Whitman, Sebald, Lerner - the anxiety of influence

Good book group discussion last night on Ben Lerner's 10:04, a novel that is truly meant for discussion (and for book groups) as there's so much in it, the structure is so elusive, the mode so original, and the style so challenging. I was probably most in the rear guard, noting that although I loved some of the passages in the book and some of the passing observations I ultimately felt it was a very cold book, that I could not or at least did not know the characters, even the narrator, and that the novel was mostly about playing narrative tricks, evincing cleverness of "the author," and that the narrator was somewhat contemptuous of his readers - indicating on the one hand that he is a grand Whitmanesque force and that we are all of one consciousness, even across time and space, but on the other that this novel was a piece of work done because he got a big advance and needed the $ but didn't really care deeply about (I know this is half-true only).
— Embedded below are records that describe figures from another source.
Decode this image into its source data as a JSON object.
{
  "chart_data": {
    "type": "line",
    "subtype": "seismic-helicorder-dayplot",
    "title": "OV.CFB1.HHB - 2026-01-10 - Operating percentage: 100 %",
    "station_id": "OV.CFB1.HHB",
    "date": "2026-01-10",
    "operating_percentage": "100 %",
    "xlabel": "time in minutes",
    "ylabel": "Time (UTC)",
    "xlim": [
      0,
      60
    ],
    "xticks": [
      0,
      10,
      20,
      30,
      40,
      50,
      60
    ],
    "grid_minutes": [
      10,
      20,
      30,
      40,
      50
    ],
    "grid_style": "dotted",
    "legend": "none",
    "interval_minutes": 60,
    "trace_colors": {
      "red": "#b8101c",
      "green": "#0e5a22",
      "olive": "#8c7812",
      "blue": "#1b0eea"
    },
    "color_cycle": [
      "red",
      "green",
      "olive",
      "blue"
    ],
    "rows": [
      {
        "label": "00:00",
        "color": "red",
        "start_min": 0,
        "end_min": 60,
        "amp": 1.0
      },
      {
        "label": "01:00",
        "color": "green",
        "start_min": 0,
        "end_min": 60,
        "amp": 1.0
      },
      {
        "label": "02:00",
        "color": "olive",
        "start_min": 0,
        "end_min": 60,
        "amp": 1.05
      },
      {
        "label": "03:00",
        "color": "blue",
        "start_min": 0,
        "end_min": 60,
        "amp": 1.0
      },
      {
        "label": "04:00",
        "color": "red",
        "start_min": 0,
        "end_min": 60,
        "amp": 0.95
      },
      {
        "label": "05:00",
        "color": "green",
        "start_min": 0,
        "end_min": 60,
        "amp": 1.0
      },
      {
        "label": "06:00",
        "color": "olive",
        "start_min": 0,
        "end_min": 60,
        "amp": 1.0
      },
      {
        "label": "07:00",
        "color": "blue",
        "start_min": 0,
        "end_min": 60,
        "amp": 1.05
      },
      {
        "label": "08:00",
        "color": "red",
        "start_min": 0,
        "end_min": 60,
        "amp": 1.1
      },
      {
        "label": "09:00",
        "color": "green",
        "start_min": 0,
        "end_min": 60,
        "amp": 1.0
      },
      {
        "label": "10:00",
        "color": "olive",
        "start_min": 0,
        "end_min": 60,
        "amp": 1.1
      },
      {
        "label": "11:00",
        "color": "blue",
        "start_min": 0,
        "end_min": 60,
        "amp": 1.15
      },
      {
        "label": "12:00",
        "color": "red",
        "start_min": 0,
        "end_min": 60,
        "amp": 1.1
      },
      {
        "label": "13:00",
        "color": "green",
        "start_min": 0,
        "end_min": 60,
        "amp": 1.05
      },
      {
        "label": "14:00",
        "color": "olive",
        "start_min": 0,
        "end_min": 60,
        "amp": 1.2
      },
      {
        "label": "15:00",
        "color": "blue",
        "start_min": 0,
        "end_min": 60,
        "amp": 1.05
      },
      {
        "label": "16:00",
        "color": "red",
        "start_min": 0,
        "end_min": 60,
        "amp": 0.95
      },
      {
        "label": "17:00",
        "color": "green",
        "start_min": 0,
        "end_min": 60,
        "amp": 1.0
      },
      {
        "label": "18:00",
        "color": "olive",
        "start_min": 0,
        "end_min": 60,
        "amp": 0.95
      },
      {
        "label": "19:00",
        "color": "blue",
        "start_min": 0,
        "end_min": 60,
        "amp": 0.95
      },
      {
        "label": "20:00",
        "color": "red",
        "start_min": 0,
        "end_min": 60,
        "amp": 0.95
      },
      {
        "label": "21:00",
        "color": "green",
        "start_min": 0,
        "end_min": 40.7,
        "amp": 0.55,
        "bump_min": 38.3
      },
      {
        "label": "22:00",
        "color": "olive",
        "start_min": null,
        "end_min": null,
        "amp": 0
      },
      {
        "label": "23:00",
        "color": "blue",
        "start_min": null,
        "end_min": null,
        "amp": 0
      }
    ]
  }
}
On the other extreme, BR absolutely loved 10:04 for its writerly beauty; RR loved it as well, found it virtually unique in style except for a possible comparison with Sebald. I picked up on Sebald as well, one of the great 20th century writers for sure, and note that Lerner pays him tribute even to the point of interpolated illustrations and photos: but think how Sebald would have handled this material differently. Sebald always looks at the present and sees history, usually lost history - no doubt he would have found the house where Whitman lived and note how it's been lost to time and urbanization, he would have stood beneath the Brooklyn Bridge and thought about what factories or shipyards used to be there 200 years ago, and so on. Not that Lerner is wrong to pursue his own course rather than another's, far from it. MK noted how 10:04 is imbued with death - fear of death, and actual death. A very dark novel to be sure - but with a lot of humor and much beauty, a novel not for everyone but a near-unique work of fiction.